総合トップ記事第395回 2011年3月11日 東日本大震災 被災地視察

第395回 2011年3月11日 東日本大震災 被災地視察

2012年11月9日更新

掛川市土木課長 榛葉 孝男

私は、平成24年5月3日から5月5日、東日本大震災被災地、岩手県(陸前高田市、奥州市、大槌町、山田町)そして宮城県(名取市)を視察する機会を得ました。少し時間がたちましたが、その状況を報告します。

震災から1年を経過した市町の状況について

津波に流され、更地になった街の様子。所々に家の基礎や雑草が見える。

大津波が襲来した市町は、海の底の砂を巻き込み真っ黒く濁った海水が防潮堤を越え家々を煙を立てて飲み込んでいった光景は想像を絶するもので現地に来て、あらためて自然の力の凄さを実感しました。被災されました皆様にたいし、お見舞いを申し上げます。
海岸部は防潮堤が随所で破壊され、津波の破壊力をまざまざと見せつけていました。また町並みが形成されていた所は、堅固な建物が外壁や窓が壊れ使用不能な状況で、所々に残っていました。
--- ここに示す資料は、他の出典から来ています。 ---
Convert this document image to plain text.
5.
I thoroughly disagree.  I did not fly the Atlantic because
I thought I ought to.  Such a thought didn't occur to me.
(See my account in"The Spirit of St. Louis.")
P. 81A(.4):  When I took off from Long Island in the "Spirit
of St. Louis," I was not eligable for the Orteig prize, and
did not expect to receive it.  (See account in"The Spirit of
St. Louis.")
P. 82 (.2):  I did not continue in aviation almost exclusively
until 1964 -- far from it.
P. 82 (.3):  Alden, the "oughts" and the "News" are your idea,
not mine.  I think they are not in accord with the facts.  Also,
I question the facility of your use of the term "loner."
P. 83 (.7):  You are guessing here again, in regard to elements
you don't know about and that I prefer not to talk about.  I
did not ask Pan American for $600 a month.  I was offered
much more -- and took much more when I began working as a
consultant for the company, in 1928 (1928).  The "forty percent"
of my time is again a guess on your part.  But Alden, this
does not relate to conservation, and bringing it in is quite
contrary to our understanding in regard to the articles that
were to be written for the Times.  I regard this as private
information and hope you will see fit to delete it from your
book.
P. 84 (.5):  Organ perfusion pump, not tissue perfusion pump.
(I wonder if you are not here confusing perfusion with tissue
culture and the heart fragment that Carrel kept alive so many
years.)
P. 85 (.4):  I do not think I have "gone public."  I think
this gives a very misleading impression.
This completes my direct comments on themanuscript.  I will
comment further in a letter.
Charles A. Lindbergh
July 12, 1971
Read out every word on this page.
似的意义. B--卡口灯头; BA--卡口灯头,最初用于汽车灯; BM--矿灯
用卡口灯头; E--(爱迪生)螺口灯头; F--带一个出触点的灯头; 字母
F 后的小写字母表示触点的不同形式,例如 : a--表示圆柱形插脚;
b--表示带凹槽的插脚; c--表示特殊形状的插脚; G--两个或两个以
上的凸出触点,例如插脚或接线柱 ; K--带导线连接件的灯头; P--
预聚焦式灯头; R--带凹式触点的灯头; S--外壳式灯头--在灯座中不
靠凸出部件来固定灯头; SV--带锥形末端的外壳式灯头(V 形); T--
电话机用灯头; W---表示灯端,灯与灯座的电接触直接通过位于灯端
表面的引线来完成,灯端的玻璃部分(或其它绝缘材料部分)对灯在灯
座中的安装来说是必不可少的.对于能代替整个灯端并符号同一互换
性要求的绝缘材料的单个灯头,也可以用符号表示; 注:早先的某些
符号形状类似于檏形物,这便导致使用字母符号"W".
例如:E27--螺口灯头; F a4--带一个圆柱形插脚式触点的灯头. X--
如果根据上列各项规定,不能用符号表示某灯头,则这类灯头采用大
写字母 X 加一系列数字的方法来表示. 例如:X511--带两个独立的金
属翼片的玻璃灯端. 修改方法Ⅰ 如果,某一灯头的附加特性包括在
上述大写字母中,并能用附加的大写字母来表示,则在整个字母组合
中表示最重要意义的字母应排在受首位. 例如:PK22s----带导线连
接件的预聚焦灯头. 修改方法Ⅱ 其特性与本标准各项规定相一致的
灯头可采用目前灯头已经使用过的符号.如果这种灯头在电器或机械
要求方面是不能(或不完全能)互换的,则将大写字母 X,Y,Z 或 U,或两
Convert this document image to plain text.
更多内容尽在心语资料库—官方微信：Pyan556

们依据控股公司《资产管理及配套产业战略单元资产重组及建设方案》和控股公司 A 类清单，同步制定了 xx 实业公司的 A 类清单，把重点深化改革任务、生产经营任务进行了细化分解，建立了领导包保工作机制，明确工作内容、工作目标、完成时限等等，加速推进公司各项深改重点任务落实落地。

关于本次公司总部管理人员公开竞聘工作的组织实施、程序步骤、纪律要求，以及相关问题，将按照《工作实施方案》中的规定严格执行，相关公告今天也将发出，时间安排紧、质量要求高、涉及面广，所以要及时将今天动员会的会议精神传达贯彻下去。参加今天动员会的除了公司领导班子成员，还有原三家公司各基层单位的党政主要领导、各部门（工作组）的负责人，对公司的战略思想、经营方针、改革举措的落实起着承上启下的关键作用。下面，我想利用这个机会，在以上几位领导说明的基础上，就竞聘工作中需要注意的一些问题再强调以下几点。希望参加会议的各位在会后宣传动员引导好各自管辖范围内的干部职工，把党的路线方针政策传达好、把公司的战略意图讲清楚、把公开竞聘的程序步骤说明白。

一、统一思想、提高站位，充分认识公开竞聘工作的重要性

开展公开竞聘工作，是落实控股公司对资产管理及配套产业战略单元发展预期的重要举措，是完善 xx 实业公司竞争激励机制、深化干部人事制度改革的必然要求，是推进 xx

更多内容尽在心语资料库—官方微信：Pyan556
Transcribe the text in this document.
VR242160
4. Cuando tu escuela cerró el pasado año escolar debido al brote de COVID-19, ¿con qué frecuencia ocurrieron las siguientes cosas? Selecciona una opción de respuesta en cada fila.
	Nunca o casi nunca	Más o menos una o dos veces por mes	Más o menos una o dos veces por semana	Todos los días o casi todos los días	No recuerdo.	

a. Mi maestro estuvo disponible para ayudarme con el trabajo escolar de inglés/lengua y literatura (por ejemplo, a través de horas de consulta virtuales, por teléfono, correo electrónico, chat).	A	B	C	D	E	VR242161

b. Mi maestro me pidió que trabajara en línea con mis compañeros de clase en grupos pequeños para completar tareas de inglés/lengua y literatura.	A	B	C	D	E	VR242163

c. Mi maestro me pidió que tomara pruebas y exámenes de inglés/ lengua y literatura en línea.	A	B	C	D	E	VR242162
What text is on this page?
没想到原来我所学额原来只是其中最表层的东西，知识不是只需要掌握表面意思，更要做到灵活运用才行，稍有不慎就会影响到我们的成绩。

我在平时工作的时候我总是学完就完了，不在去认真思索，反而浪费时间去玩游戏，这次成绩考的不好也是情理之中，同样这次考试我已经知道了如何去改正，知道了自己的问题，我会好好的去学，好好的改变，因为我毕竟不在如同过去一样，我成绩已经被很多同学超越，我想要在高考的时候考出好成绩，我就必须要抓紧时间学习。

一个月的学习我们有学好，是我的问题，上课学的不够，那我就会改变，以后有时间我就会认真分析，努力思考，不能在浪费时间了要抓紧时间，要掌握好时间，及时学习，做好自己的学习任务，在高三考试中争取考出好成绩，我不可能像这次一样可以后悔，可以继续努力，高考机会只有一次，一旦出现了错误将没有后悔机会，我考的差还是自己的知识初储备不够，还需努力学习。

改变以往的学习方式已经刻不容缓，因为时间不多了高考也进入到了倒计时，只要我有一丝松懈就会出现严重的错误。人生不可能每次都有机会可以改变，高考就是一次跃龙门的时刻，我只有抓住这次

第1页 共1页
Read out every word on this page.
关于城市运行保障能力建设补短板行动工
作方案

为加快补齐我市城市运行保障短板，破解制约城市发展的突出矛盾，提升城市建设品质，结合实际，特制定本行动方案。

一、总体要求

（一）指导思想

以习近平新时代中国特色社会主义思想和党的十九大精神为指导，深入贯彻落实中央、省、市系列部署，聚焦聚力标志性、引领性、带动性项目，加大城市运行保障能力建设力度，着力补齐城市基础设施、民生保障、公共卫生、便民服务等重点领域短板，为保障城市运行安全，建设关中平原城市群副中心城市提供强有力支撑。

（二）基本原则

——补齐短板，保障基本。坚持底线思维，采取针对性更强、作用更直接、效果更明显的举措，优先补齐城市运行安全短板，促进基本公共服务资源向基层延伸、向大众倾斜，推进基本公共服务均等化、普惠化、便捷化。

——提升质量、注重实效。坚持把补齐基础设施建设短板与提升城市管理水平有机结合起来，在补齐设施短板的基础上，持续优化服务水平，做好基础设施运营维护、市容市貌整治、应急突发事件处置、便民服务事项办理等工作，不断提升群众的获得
一般住宅は、そこに家があったという証拠の基礎だけが残り、時間の経過が分かる形として雑草が敷地内に生えていました。

瓦礫の状況について

瓦礫は防潮堤付近や畑地であったと思われる所などに集積され山積みが、幾つも見え処理が進んでいない状況でした。静岡県が受け入れを予定している山田町、大槌町では、35万9千トン、70万9千トンが仮置きされており山田町は公園及び民間借地、面積22ヘクタール(東京ドームの約5倍)に仮置きされ、大きなものは機械で分別するが、最後は人力による手作業で行っていると聞き、瓦礫の多さに気の遠くなる思いがしました。また、気温が上がる夏場では、異臭や害虫が大量発生し駆除が大変で処理が遅れるとの話を聞きました。
山田町の瓦礫は、通常の廃棄物の約67年分となり、現在(2月末)、処理できたものは、全体の約5%と処理が進んでいない状況です。改めて受け入れ先の問題はあるが、広域処理の必要性を痛感しました。

津波により、骨組みだけ残った建物の様子

復興計画について

大槌町の復興計画は津波防災の基本的考え方として「避難する、避難できる」を基本とし、従来の考え方から、仮に被災しても人命が失われず被害を最小限化する「減災」の考え方とするそうです。名取市も減災の考え方で「1次防御ライン」として数十年から百数十年に一度程度発生する津波への対策で人命、財産を守り、経済活動を継続させる。「2次防御ライン」で巨大津波が「1次防御ライン」を超えても、避難路への避難の時間を確保し、人命を守ることを目的としている。加えて、宅地・堤防・道路の嵩上げなど連続配置により経済的な損失を軽減させ、経済活動の早期復旧が可能な被害に抑える計画としているそうです。
視察から、半年がたちましたが瓦礫の処理が進んだ、復興が進み出したと言うような話がなかなか聞こえてきません。このような状況を皆さんが理解し、早く復興が進むことを祈っております。頑張れ東北、頑張れ日本。